The Library lent items to the following exhibitions: ‘Art and Labour's Cause is One', Walter Crane at Manchester's Whitworth Gallery; ‘Procession' at Manchester Cornerhouse; ‘Rank' at Sunderland Art Gallery/Leeds/Blackpool.
Events - In May Salford University Drama students researched, devised and performed a play about Eddie and Ruth Frow and the founding of the Library, ‘Working Progress'. It was a delightful and moving event.
In late May, the Independent Labour Party unveiled a commemorative plaque to members who fought in Spain 1936-9 and launched a book on ILP volunteers by Christopher Hall.
Bernard Barry's book ‘From Manchester to Spain' was launched in July with Republican songs, La Pasionaria's Farewell to the International Brigade and a stirring speech by Bernard.
Black History Month was marked with a talk, ‘Remembering Refugees', by Tony Kushner. The 25th anniversary of the Miners' Strike was commemorated with a very well attended talk on the media and the miners by Granville Williams and a personal account by striker Paul Kelly. An afternoon of poetry and song for friends and volunteers was held in December. A talk on the Bolton Whitmanites was given by Harry Cocks during LGBT History Month in February and Sarah Irving and Linda Clair spoke on women and politics to mark International Women's Day. Living Library story-telling events, developed with UNISON, were held prior to the miners' and IWD talks.
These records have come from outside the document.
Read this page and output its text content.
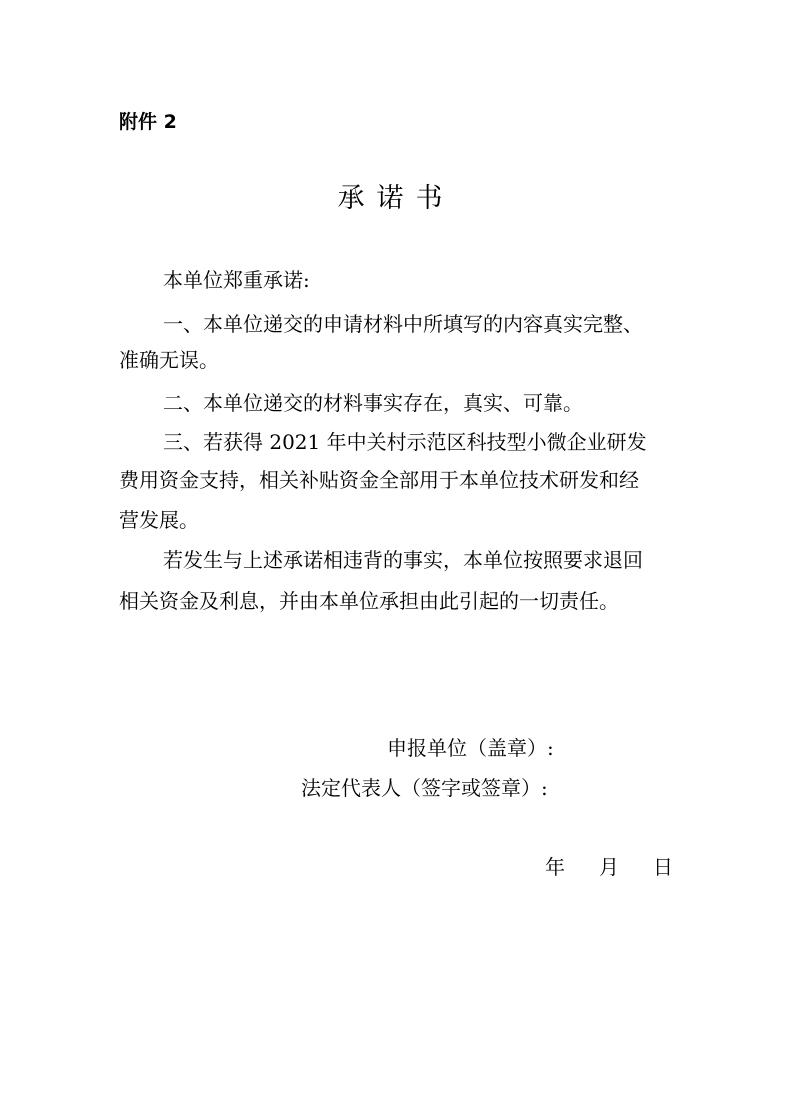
附件 2
承诺书
本单位郑重承诺:
一、本单位递交的申请材料中所填写的内容真实完整、
准确无误。
二、本单位递交的材料事实存在，真实、可靠。
三、若获得 2021 年中关村示范区科技型小微企业研发
费用资金支持，相关补贴资金全部用于本单位技术研发和经
营发展。
若发生与上述承诺相违背的事实，本单位按照要求退回
相关资金及利息，并由本单位承担由此引起的一切责任。
申报单位（盖章）:
法定代表人（签字或签章）:
年 月 日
An adult group of informal learners at Ordsall Community Arts used resources from the Library about Salford Docks to create a piece of theatre, ‘Green Bananas', as part of their annual Lighting the Legend community celebration in November. This MLA-funded project aimed to open up the Library and its resources to local people who had never visited us before.
We were pleased to be invited by Salford City Council to host a formal visit by Mayors from across Greater Manchester in April.
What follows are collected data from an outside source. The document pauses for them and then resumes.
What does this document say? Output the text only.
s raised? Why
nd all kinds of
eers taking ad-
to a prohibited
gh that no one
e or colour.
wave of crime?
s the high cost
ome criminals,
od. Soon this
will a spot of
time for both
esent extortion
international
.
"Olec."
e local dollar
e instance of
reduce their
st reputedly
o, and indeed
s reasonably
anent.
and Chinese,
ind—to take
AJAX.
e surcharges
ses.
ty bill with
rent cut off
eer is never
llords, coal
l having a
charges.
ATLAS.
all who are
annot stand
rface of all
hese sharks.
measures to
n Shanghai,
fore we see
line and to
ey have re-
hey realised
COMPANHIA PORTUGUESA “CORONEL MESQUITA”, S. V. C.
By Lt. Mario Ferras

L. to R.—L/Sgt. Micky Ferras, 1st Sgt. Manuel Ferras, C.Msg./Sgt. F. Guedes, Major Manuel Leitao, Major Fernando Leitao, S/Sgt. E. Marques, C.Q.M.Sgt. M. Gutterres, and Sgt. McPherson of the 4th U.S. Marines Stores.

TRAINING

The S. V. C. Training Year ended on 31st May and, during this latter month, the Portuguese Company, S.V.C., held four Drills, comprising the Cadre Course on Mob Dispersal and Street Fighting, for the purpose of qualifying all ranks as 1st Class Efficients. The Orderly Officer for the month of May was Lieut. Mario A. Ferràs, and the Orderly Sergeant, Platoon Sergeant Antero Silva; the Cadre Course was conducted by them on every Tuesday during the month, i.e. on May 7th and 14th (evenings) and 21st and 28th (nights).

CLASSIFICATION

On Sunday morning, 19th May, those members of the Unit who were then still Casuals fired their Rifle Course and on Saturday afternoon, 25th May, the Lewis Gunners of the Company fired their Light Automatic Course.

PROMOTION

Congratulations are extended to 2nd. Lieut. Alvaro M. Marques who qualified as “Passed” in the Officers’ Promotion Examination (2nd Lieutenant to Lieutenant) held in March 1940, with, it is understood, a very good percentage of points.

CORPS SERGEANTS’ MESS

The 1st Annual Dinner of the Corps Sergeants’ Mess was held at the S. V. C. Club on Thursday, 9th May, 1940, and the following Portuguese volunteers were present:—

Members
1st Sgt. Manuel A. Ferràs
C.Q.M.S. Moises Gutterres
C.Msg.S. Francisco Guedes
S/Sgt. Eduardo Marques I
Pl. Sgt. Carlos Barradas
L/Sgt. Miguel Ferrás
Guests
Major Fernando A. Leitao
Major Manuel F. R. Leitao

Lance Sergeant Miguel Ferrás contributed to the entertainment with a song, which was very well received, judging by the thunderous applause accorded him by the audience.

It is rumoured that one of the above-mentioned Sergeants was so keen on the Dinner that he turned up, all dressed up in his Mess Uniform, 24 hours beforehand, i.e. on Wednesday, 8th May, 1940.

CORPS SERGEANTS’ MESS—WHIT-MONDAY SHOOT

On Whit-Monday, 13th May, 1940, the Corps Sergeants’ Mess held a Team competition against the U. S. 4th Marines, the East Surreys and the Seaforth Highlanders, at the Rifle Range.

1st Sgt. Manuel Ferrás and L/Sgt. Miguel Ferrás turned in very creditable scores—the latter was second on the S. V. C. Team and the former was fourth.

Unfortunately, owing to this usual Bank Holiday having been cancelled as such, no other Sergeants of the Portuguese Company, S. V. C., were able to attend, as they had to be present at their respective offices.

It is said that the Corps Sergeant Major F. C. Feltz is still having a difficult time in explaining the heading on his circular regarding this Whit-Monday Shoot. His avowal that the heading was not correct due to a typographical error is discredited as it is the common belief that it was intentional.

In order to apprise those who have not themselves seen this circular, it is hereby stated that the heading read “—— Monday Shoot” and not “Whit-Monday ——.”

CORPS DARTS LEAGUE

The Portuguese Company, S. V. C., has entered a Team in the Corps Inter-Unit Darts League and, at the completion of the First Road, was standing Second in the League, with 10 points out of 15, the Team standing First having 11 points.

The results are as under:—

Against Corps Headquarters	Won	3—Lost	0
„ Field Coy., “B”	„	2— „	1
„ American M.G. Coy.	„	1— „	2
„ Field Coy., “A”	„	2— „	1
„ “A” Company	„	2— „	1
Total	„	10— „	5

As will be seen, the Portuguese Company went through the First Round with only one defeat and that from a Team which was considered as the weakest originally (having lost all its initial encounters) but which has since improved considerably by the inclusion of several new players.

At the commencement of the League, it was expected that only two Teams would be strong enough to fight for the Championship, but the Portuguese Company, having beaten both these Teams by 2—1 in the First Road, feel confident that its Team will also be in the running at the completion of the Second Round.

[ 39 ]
Stalls/talks - The Library had stalls at the Salford Local History Day in September, the Manchester Irish Conferences in September and April, and at the Women's TUC Conference in November. Lynette spoke to the Rotary Club of Manchester in November, and they have subsequently offered to mark their forthcoming centenary by paying for some rebinding work for us.
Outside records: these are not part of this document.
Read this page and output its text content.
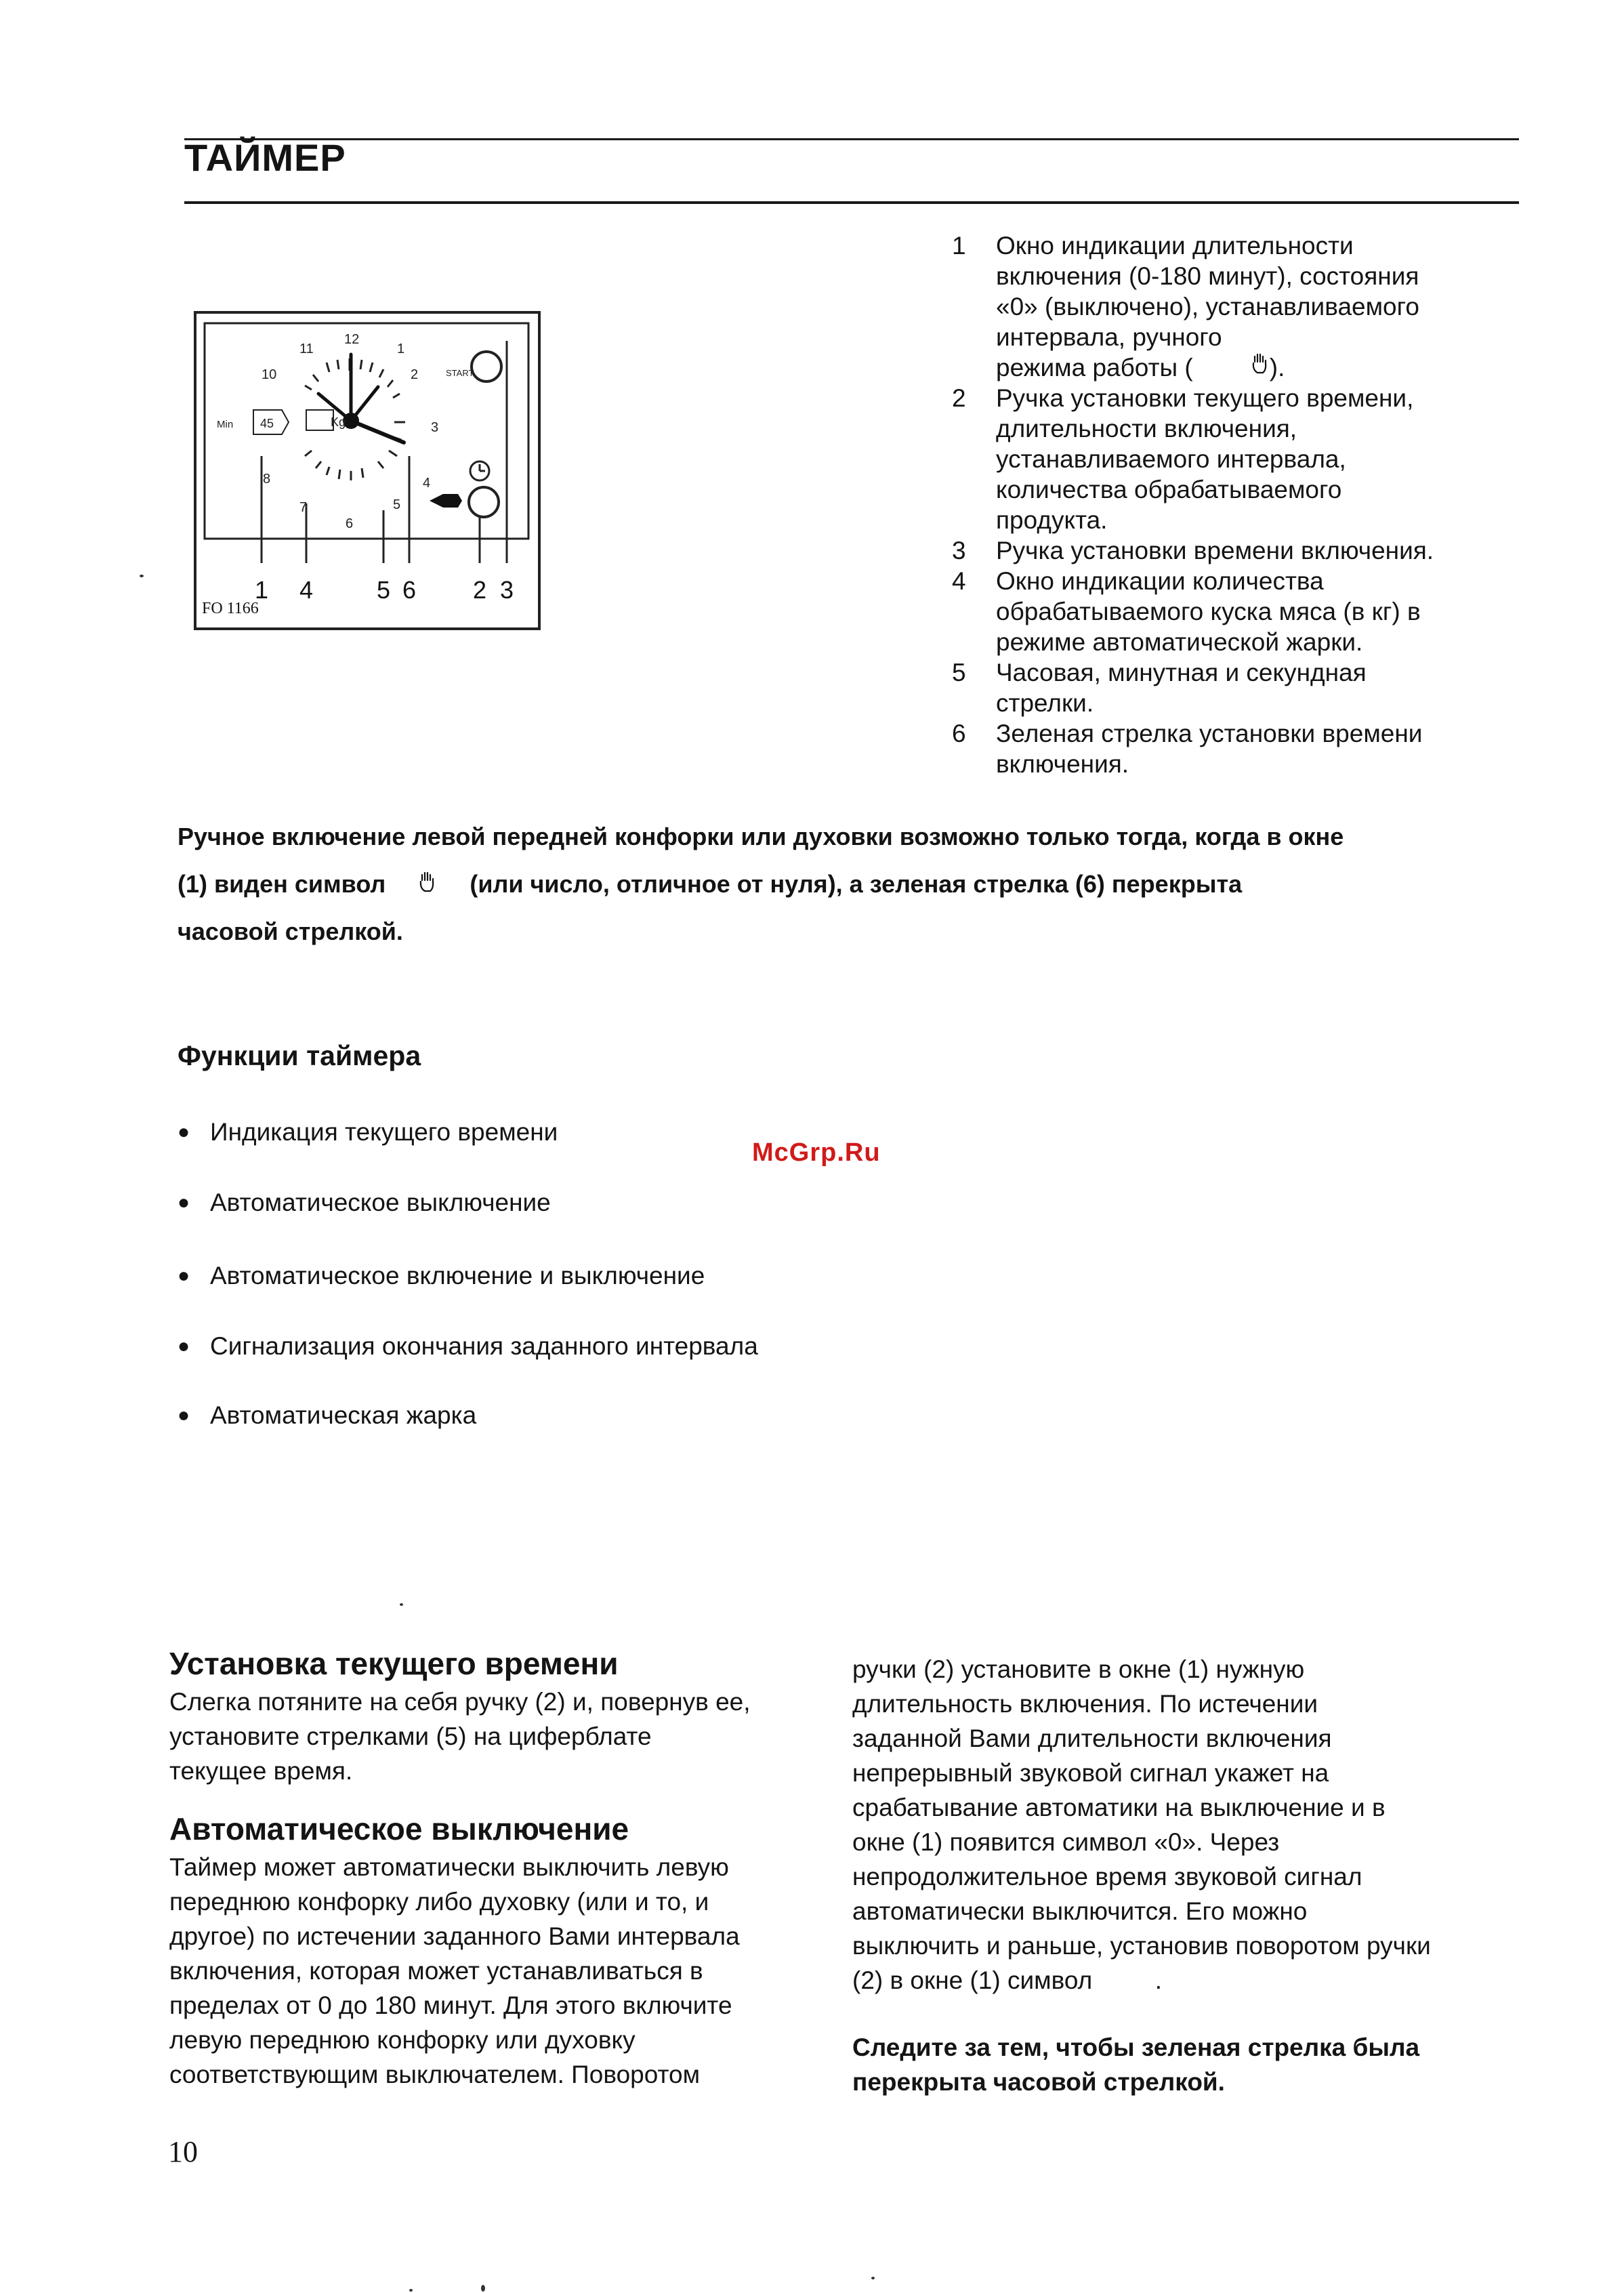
ТАЙМЕР
12
11	1
10	2
3
4
5
6
7
8
Kg
Min 45
START
1 4	5 6 2 3
FO 1166
1 Окно индикации длительности
включения (0-180 минут), состояния
«0» (выключено), устанавливаемого
интервала, ручного
режима работы (           ).
2 Ручка установки текущего времени,
длительности включения,
устанавливаемого интервала,
количества обрабатываемого
продукта.
3 Ручка установки времени включения.
4 Окно индикации количества
обрабатываемого куска мяса (в кг) в
режиме автоматической жарки.
5 Часовая, минутная и секундная
стрелки.
6 Зеленая стрелка установки времени
включения.
Ручное включение левой передней конфорки или духовки возможно только тогда, когда в окне
(1) виден символ	(или число, отличное от нуля), а зеленая стрелка (6) перекрыта
часовой стрелкой.
Функции таймера
● Индикация текущего времени
● Автоматическое выключение
● Автоматическое включение и выключение
● Сигнализация окончания заданного интервала
● Автоматическая жарка
McGrp.Ru
Установка текущего времени
Слегка потяните на себя ручку (2) и, повернув ее,
установите стрелками (5) на циферблате
текущее время.
Автоматическое выключение
Таймер может автоматически выключить левую
переднюю конфорку либо духовку (или и то, и
другое) по истечении заданного Вами интервала
включения, которая может устанавливаться в
пределах от 0 до 180 минут. Для этого включите
левую переднюю конфорку или духовку
соответствующим выключателем. Поворотом
ручки (2) установите в окне (1) нужную
длительность включения. По истечении
заданной Вами длительности включения
непрерывный звуковой сигнал укажет на
срабатывание автоматики на выключение и в
окне (1) появится символ «0». Через
непродолжительное время звуковой сигнал
автоматически выключится. Его можно
выключить и раньше, установив поворотом ручки
(2) в окне (1) символ         .
Следите за тем, чтобы зеленая стрелка была
перекрыта часовой стрелкой.
10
Open Days - The Library held an Open Weekend in April, which was fairly well attended, and was open for two Sundays in September (the first as part of the Heritage Open Day Weekend and the second in conjunction with Salford's Local History Day). On both these latter occasions the attendance was disappointing.
Publicity - Mike Carter has designed a new Library leaflet and a pop-up display banner for use at exhibitions and events. A board about the Library is now on display at the Salford Museum and Art Gallery, encouraging people to come over the road and visit.
We looked after the microfilm collection of the Labour History Archive for ten months to maintain its availability to researchers it was closed prior to its move to the new Pump House site.
The Library has featured on various occasions over the year in the Manchester Evening News and the Salford Advertiser. Ian Macmillan visited the Outcasts exhibition and wrote a piece in the Guardian, ‘A forgotten part of Manchester United's history', in October. We continue our regular page in LifeTime Links, Salford Museum and Art Gallery's quarterly newsletter. An article by Caroline and Lynette on marketing and outreach was published in ALISS Quarterly, the journal for information professional in the social sciences, and Lynette's job was profiled in the librarians' main professional journal CILIP Gazette in August.
The Trustees wish to record their gratitude to the staff, volunteers, friends and other supporters for their contribution to this outstanding year.